Et puis je ne vous parle même pas du reste de l’article. Le parfait amalgame des rumeurs et des approximations en tout genre. Des traces de pesticides dans la Charente entre Angoulême et Saintes. Donc c’est du côté des vignes qu’il faut chercher. Tout montre d’ailleurs que l’on y meurt plus qu’ailleurs dans les vignes. Enfin c’est ce qui se dit ici ou là par les uns et par les autres. Et comme il n’y a pas de fumée sans feu...
Je sais que le sujet est complexe, mais quand même. Peut-on être aussi allègrement réducteur sur des sujets aussi sensibles pour attirer l’attention du chaland et lui vendre du papier ?
L’atrazine est interdite d'utilisation depuis plus de 12 ans et les vignes n’ont jamais trop vu la couleur de ce désherbant à maïs. La proportion de vignes dans les bassins versants de la Charente et de ses affluents depuis sa source est faible. Et la fameuse étude du CHU de Poitiers de 2011 conclut en effet à 29 % de maladie de Parkinson en plus dans le vignoble charentais comparativement à la population hors vignoble et à 19% en plus de cancers du sang de type lymphomes. Mais de là à dire comme dans l’article qu’il y a une "surmortalité dans le vignoble charentais", il y a de la marge. L’étude AGRICAN (Agriculture et cancer) démontre même exactement le contraire. Et cela, malgré la surreprésentation de Parkinson et autres lymphomes chez les agriculteurs Tout simplement parce que ce ne sont qu'une infime partie des causes de mortalité ici comme ailleurs.
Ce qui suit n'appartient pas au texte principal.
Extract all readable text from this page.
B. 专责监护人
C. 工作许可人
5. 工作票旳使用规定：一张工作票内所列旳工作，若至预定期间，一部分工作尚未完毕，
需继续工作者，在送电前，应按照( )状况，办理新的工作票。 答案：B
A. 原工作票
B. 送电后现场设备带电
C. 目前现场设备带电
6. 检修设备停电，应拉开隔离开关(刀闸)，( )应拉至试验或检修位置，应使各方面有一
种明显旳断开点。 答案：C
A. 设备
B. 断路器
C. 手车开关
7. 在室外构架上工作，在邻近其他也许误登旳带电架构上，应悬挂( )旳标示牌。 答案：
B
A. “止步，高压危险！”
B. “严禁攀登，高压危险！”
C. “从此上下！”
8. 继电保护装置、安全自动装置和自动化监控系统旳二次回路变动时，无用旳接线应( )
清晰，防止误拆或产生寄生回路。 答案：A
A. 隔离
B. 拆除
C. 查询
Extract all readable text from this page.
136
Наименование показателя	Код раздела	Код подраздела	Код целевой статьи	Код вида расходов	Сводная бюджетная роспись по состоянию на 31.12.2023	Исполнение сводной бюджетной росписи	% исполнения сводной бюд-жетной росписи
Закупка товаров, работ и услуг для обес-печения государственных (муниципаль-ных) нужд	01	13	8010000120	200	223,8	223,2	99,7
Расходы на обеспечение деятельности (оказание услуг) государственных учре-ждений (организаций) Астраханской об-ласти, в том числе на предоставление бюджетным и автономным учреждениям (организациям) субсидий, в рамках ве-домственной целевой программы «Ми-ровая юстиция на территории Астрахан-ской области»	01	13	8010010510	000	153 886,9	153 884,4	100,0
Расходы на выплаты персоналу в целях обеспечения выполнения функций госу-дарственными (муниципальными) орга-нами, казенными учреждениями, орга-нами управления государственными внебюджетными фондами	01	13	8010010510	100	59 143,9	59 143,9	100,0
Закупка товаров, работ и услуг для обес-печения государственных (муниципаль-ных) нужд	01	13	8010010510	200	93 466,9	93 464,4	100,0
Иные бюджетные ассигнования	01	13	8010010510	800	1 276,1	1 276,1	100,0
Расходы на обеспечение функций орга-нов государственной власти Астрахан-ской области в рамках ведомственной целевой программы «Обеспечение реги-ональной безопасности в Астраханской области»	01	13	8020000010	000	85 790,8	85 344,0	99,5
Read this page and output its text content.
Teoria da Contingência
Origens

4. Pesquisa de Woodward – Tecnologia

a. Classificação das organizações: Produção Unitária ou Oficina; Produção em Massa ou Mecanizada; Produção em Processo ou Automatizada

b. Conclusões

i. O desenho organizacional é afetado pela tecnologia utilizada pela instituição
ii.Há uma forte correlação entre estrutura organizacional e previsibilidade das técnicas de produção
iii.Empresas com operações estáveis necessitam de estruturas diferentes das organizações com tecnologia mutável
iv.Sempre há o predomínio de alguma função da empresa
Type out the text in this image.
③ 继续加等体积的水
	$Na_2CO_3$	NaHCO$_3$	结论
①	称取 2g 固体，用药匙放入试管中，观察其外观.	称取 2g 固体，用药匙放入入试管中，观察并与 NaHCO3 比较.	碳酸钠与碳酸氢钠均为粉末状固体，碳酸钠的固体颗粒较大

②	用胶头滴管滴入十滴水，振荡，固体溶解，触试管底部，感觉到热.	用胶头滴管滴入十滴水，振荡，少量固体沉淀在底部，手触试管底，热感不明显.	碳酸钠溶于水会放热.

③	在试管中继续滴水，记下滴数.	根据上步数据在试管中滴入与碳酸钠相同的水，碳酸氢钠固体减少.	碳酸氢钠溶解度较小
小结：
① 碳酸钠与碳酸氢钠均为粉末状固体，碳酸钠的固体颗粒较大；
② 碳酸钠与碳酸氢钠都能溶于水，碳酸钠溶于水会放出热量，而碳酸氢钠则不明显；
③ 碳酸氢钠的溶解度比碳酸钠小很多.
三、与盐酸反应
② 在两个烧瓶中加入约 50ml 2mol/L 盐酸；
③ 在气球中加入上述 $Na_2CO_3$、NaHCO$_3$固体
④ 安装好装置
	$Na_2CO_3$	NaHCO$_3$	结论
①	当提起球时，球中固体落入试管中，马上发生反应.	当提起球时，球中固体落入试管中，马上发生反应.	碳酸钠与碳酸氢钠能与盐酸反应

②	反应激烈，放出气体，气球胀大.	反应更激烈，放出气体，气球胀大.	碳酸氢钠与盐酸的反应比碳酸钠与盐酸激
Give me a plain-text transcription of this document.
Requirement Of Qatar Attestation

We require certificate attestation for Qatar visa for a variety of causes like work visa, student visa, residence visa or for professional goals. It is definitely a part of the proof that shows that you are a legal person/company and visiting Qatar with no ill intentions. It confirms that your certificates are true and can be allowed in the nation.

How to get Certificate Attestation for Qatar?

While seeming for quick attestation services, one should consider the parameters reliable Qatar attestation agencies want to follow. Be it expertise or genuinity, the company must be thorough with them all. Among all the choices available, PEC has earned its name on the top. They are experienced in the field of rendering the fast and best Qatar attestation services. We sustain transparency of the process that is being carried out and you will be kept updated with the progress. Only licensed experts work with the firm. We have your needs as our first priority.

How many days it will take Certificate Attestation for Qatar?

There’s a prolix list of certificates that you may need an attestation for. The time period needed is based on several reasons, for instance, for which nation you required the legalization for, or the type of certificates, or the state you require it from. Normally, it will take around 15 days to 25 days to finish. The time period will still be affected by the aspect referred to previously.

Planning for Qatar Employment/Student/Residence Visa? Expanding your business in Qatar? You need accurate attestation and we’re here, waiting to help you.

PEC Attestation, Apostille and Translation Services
La surconsommation de médicaments est une des premières causes de mortalité en France chez les personnes âgée. Ce sont pourtant les médecins eux-mêmes qui nous prescrivent l’ingestion de produits chimiques pour nous soigner. La production agricole, y compris biologique (voir la liste), utilise des produits phytopharmaceutiques pour la protection des plantes. Toutes les productions industrielles utilisent des produits chimiques. Chacun de nous est au contact permanent de produits chimiques dans sa maison, sa voiture, au bureau ou dans son jardin. Au fur et à mesure de l’évolution des connaissances nous arbitrons sans cesse entre les risques encourus et les bénéfices attendus. Les deux sont bien évidemment parfaitement indissociables. Et les progrès à accomplir sont encore et toujours sans limites. Alors dans ce contexte, décerveler les français à coup d’annonces catastrophistes mal fondées n’est pas la meilleure façon de progresser et d'affronter l'avenir. Malheureusement, la surenchère a semble t-il encore de beaux jours devant elle compte tenu des difficultés que traverse la presse écrite. La recette du redressement des ventes est invariable. J’ai revu hier soir avec intérêt le très beau film Citizen Kane d’Orson Welles qui décrit cela très bien.
Une éminente spécialiste des gestions de crises médiatiques d’un grand groupe concluait il y a peu son exposé très pertient en conseillant de toujours rester zen. L’information la plus alarmante, quand elle grossit trop fort le trait, est très vite gommée et remplacée par une autre. Réagir n’est pas forcément nécessaire. Mais je pense qu'un peu d’antidote à ce type d'empoisonnement peut être utile non ?
Je suis arboriculteur, viticulteur et maire de Reignac. Mais aussi Président de l'Association Nationale Pommes Poires, membre de WAPA (World Apple and Pear Association) et secrétaire général d'Interfel.